The Super-Simple Way to Prevent Recurring UTIs (It’s Not Cranberry Juice)

Updated: Aug. 08, 2018

If you have more that two to three infections a year, take heart: The solution to battling frequent UTIs be as close as the kitchen sink.

UTIEmily frost/Shutterstock

Urinary tract infections are truly annoying—a good reason to keep easy natural remedies for banishing UTIs on hand. According to the Cleveland Clinic, UTIs are the most common bacterial infection in humans; most women—and many men—will get at least one at some point. In fact, the Clinic reports that more than 8.6 million doctor visits are made each year for the treatment of UTIs. Now, according to new research, there’s an even easier way to prevent UTIs—and it begins by watching what you drink. In the study from the Infectious Diseases Society of America, women who upped their water intake by three pints a day were much less likely to experience the misery of UTIs. Not sure if you have one? Watch for these seven signs of UTIs.

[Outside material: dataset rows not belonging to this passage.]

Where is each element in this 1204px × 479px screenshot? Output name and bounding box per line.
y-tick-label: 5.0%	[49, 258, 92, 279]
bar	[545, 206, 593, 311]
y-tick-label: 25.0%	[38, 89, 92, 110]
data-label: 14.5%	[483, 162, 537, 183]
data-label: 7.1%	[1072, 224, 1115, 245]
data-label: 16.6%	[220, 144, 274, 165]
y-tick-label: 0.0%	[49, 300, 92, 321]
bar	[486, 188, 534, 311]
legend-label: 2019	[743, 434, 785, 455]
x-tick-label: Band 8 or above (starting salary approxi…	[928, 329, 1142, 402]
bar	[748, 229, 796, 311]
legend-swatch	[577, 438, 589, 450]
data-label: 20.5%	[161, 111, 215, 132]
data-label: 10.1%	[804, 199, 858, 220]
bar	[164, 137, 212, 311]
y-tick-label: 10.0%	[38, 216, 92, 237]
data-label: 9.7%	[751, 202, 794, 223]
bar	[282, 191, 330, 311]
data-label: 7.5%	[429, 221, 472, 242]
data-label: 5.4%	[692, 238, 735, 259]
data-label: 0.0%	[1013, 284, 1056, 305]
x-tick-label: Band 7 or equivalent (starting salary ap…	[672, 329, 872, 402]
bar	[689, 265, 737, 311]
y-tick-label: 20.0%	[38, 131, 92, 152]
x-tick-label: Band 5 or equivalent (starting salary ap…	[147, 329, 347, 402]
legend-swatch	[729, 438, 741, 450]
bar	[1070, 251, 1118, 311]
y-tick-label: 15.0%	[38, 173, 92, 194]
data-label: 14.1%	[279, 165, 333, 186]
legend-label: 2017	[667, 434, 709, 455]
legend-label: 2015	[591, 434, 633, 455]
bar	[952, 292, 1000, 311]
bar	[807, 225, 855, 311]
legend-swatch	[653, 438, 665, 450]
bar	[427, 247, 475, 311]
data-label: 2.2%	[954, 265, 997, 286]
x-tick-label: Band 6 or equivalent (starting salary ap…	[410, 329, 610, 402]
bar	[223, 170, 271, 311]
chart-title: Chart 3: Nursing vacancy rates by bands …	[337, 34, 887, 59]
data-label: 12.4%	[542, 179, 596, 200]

“While doctors have long assumed this is the case and often recommended that women at risk for UTIs increase their fluid intake, it’s never really undergone a prospective trial before,” Thomas M. Hooton, MD, lead author of the study and clinical director of the Division of Infectious Diseases, University of Miami School of Medicine told Science Daily.

For the study, researchers separated 140 health premenopausal women into two groups: All the women had experienced at least three UTIs in the last year, and they typically drank less water than they should, so the researchers asked half of them to begin drinking an extra 1.5 liters of water a day—the equivalent of about three 16-ounce glasses a day; the rest continued their usual low-hydration routine. A year later, when the researchers followed up, they discovered that the water drinkers had cut their rate of UTIs nearly in half—down to 1.6 episodes, compared to 3.5 for the low-hydration group.

“It’s good to know the recommendation is valid, and that drinking water is an easy and safe way to prevent an uncomfortable and annoying infection,” says Dr. Hooten. There’s a reason women are more likely to get UTIs than men, and it’s due to a shorter urethra that makes it easier for bacteria to travel to the bladder. The study authors say that by drinking more water, the increase in urine output flushes bacteria from the bladder and urethra more frequently. Here are some tricks to drinking more water every day.

“If a woman has recurrent UTIs and is looking for a way to reduce her risk, the evidence suggests that if she increases the amount of water she drinks and stays with it, she’ll likely benefit,” Dr. Hooton said.